Thursday, January 20, 2011

True Grit Breathes Life Into the Western

True Grit is a western that owes little to John Ford or Howard Hawks. It’s in a class by itself. Forget the John Wayne version. Joel and Ethan Coen, the directors and writers, created an original vision based on the novel by Charles Portis.

It’s a simple story of a 14-year old girl, Mattie Ross (played by the astonishing Hailee Steinfeld) determined to bring her father’s killer Tom Chaney (played by Josh Brolin) to justice. She asked the sheriff for the best bounty hunter in the town. But the sheriff’s idea of best wasn’t hers. She wanted the meanest and toughest. He turned out to be Rooster (Rubin) Cogburn, played by Jeff Bridges to perfection. We meet him in the outhouse outside a bar when Maddie is determined to hire him. He’s crusty and blunt, telling her to get the hell away. His old, tired and grizzly act is just that: an act. He spars with her and protects her. Bridges has a way with the almost artificial language that speaks of its era. He chews on the dialogue like a juicy bone.

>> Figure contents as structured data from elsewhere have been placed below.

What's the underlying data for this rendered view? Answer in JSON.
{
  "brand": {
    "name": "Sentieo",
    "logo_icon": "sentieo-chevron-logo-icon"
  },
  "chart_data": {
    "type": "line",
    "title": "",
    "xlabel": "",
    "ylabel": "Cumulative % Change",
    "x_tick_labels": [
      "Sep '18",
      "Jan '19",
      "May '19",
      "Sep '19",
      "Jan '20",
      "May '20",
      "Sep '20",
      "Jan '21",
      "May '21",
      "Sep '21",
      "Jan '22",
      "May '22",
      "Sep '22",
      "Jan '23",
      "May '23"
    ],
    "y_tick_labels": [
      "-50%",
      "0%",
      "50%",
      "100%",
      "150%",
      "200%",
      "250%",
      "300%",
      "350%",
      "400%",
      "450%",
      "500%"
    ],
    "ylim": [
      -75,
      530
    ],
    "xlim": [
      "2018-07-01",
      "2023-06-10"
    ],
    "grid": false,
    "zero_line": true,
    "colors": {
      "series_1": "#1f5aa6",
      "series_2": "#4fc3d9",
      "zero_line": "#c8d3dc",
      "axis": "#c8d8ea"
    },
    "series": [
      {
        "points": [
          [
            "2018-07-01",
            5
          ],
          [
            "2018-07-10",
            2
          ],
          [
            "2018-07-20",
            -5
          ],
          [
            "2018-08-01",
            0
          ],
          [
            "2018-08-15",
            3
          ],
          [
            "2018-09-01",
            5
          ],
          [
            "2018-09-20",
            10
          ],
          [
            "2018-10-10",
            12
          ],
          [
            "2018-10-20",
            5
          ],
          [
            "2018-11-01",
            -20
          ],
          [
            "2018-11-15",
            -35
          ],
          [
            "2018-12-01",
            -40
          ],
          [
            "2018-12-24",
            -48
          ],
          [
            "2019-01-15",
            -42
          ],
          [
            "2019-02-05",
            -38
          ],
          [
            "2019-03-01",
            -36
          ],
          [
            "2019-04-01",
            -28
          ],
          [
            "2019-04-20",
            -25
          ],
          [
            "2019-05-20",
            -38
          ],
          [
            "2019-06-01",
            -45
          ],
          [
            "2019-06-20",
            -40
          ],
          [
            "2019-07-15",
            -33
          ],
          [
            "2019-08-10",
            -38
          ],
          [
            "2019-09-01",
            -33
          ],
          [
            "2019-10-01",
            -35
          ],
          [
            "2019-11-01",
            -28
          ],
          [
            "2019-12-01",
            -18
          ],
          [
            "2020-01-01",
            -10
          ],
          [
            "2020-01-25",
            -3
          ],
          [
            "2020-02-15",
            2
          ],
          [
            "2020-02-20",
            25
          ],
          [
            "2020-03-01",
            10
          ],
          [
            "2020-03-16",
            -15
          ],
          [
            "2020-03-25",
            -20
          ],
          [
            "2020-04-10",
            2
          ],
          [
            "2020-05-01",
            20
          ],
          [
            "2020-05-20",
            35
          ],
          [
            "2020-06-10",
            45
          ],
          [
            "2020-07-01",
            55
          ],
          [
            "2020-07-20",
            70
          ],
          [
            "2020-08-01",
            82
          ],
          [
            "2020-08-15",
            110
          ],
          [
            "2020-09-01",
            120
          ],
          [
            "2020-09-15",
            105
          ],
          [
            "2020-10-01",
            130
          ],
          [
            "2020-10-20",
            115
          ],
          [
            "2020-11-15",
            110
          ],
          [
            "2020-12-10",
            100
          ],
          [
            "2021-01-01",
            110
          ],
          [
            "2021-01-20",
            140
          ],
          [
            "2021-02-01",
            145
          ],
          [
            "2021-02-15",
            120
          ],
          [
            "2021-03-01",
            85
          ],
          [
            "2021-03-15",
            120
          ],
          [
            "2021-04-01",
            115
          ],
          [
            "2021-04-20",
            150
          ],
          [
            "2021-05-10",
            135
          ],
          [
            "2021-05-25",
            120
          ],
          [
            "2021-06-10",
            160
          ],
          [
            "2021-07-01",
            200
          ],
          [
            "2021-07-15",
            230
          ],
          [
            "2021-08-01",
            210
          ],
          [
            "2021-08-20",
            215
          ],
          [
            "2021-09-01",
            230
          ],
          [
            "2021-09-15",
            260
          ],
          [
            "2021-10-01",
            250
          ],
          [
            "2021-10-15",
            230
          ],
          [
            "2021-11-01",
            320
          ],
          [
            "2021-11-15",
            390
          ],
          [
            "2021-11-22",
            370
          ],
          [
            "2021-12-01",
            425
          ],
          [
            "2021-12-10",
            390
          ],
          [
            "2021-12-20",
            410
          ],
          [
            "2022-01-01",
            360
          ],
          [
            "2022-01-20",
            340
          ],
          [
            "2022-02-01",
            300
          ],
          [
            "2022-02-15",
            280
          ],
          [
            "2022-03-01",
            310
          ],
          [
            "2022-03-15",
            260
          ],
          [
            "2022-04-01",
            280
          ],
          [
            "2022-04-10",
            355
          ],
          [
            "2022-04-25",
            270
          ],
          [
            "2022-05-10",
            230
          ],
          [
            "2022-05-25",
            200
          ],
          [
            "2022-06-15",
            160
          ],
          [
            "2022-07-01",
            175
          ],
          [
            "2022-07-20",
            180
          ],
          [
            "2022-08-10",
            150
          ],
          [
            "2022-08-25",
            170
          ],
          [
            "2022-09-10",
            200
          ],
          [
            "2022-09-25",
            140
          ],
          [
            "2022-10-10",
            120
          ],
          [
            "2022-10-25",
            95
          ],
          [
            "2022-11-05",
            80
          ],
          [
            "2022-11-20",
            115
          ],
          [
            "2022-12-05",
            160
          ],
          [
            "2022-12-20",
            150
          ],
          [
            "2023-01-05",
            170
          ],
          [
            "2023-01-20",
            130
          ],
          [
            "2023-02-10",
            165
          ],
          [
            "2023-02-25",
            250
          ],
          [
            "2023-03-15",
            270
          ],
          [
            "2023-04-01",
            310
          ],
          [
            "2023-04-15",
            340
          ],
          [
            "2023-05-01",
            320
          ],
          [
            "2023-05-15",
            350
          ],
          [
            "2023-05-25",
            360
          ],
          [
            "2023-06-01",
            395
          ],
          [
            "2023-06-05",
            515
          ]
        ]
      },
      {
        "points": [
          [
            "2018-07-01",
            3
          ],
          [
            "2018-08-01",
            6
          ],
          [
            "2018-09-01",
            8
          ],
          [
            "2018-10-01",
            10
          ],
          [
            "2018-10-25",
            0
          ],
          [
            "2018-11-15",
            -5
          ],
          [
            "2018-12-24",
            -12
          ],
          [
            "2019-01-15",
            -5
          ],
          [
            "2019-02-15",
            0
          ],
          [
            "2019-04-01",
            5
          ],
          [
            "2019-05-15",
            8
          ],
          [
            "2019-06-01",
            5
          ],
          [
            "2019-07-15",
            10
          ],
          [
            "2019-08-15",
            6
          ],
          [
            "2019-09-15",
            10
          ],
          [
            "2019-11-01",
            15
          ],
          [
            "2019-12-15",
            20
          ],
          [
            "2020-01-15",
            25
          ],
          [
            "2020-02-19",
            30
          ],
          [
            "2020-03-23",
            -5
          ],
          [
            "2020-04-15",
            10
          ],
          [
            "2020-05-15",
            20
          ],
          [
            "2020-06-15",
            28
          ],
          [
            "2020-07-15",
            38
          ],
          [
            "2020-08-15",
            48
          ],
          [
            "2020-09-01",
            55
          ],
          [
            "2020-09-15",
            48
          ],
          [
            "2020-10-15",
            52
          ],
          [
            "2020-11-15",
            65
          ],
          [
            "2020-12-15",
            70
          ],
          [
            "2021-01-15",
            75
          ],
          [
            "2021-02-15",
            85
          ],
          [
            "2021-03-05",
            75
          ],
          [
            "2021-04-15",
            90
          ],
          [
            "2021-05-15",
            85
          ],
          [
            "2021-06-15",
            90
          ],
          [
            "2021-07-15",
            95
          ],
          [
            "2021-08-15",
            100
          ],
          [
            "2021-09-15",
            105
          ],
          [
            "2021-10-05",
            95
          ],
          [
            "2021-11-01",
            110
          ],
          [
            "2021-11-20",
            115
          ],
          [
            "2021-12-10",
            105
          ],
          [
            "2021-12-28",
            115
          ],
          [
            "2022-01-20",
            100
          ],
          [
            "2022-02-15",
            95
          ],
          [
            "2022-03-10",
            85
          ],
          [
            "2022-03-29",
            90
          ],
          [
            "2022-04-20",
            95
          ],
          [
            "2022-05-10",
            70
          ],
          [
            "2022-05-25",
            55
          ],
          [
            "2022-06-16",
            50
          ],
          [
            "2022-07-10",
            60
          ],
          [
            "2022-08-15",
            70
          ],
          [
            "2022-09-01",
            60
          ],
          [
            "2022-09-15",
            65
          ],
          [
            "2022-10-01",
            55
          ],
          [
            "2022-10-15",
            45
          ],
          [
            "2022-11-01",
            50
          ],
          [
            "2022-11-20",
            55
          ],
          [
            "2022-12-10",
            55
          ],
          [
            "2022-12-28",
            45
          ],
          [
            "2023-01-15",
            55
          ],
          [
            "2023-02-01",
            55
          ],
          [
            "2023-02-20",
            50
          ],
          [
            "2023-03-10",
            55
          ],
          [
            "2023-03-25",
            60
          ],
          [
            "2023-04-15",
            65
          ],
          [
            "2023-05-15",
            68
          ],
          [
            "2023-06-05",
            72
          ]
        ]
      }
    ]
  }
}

Mattie Ross was tough as nails. She was tart tongued with a withering response for everyone. She negotiated straight on with all the older men she meets, whether it’s restitution for her father’s property or for Rooster Cogburn’s help. When Cogburn left her behind to find Tom Chaney, she galloped after him, called him a thief and demanded her money back.

There are elegiac moments worthy of the best of Ford’s Monument Valley pics. When Mattie is bitten by a rattlesnake, Rooster takes her on a ride on her beloved black horse through the glowing landscape of the west, with the deep horizon and multi-hued sky bearing down on the riders (cinematography by Roger Deakins).

To catch up with Rooster after he leaves without her, she gallops into the water up to her horse’s neck. The climatic shootout between the gang harboring Chaney and Cogburn was thrilling. Bridges charged towards four adversaries, guns in each hand with the bridle in his mouth. Two-fisted, deadly accurate shooting. Matt Damon as La Boeuf was a bit of a goodie two shoes as a straight arrow Texas Ranger. Josh Brolin as Tom Chaney struck the right note of resignation as if he’s thinking, what next can possibly happen to me.

An interesting point is how civilized, almost courteously, the rivals behaved toward each other even though there was grisly violence. When Lucky Ned Pepper (played by Barry Pepper) grabs Mattie as a hostage, he treats her as an equal, listening patiently to her story and charging Chaney to keep her safe.

Jeff Bridges and Hallie Steinfeld are an odd couple made in Western heaven.